- Film poster
- Directed by: Jovanka Vuckovic
- Written by: Katherine Collins
- Produced by: Lauren Grant
- Starring: Madison Iseman Paloma Kwiatkowski Munro Chambers Jenny Raven
- Cinematography: Celiana Cárdenas
- Edited by: Maureen Grant
- Music by: Peter Chapman
- Production company: Clique Pictures
- Distributed by: Cranked Up Films levelFILM
- Release date: 6 July 2019 (Neuchâtel);
- Running time: 81 minutes
- Country: Canada
- Language: English

= Riot Girls =

2019 Canadian post-apocalyptic science fiction film

Riot Girls is a 2019 Canadian post-apocalyptic science fiction film, directed by Jovanka Vuckovic.

==Plot==
Set in the town of Potter's Bluff, where a mysterious virus has killed all the adults and left society entirely in the hands of rival teen gangs, the film stars Madison Iseman and Paloma Kwiatkowski as Nat and Scratch, a lesbian couple who must go behind enemy lines to rescue Nat's brother Jack (Alexandre Bourgeois) after he is captured by the wealthy and powerful West Side gang led by jock Jeremy (Munro Chambers).

==Cast==
- Madison Iseman as Nat
- Paloma Kwiatkowski as Scratch
- Alexandre Bourgeois as Nat's brother Jack
- Munro Chambers as Jeremy
- Jenny Raven as Caine
- Atticus Mitchell as Cracker
- Carson MacCormac as Spit

==Production and filming==
In September 2016, Clique Pictures announced that Jovanka Vuckovic was to direct the apocalyptic horror film. With financing procured from Telefilm Canada, Head Gear Films, the Northern Ontario Heritage Fund, the Ontario Media Development Corporation, Search Engine Films, Urban Post Production, She Wolf Films, and the Harold Greenberg Fund, the cast was announced in October 2017, as well as the start of filming.

The film was shot in Parry Sound, Hamilton, Ontario and Toronto. XYZ Films handled sales for North America, with Alliance Media Partners in charge of international.
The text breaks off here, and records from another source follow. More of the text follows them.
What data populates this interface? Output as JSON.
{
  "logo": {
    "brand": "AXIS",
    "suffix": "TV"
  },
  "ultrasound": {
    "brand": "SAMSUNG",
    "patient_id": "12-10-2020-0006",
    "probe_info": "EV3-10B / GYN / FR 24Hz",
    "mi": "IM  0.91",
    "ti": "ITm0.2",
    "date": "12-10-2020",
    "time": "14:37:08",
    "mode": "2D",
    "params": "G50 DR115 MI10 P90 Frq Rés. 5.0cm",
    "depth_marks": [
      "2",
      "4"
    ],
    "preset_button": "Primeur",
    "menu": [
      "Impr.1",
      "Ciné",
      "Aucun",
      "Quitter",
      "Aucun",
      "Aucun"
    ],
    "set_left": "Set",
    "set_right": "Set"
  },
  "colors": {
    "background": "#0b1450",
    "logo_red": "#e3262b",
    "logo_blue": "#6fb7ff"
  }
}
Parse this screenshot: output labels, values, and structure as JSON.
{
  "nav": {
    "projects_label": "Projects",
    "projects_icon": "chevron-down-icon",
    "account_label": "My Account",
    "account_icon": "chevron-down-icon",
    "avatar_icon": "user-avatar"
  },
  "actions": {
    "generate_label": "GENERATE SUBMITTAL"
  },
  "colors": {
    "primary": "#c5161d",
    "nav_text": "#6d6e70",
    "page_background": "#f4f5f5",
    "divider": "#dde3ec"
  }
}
In January 2019, Cranked Up Films acquired the U.S. distribution rights from XYZ Films.

== Reception ==

=== Critical response ===
 Metacritic, which uses a weighted average, assigned the film a score of 59 out of 100, based on 6 critics, indicating "mixed or average" reviews.

The Globe and Mails Anne T. Donahue gave the film 3.5/4 stars, writing, "Thanks to Iseman and Kwiatkowski's heartwarming chemistry, Collins's sharp dialogue and Vuckovic's pointed direction, you find yourself running in step with two young women who are smart, interesting, brave and brilliantly capable." Katie Walsh of the Los Angeles Times wrote, "despite its audacious premise and style, Riot Girls feels at times underwritten, a few of the performances under-baked. Kwiatkowski and Iseman carry the film, but such a sprawling world is heavy lifting. Nevertheless, Vuckovic ably showcases her fetchingly energetic aesthetic."

John DeFore of The Hollywood Reporter wrote, "Appealing cinematography and engaging use of split-frame comic-book transitions are the closest the film comes to the excitement of 1990s DIY scene-making; the rest is just derivative genre filler."

=== Award nominations ===
The film received five Canadian Screen Award nominations at the 8th Canadian Screen Awards in 2020, for Achievement in Art Direction/Production Design (Jennifer Morden and Danny Haeberlin), Achievement in Make-Up (Brandi Boulet and Chris Bridges), Achievement in Hair (Dann Campbell), Achievement in Music – Original Score (Peter Chapman), and Achievement in Music – Original Song (Peter Chapman and Leslie Seaforth for "We Run the World").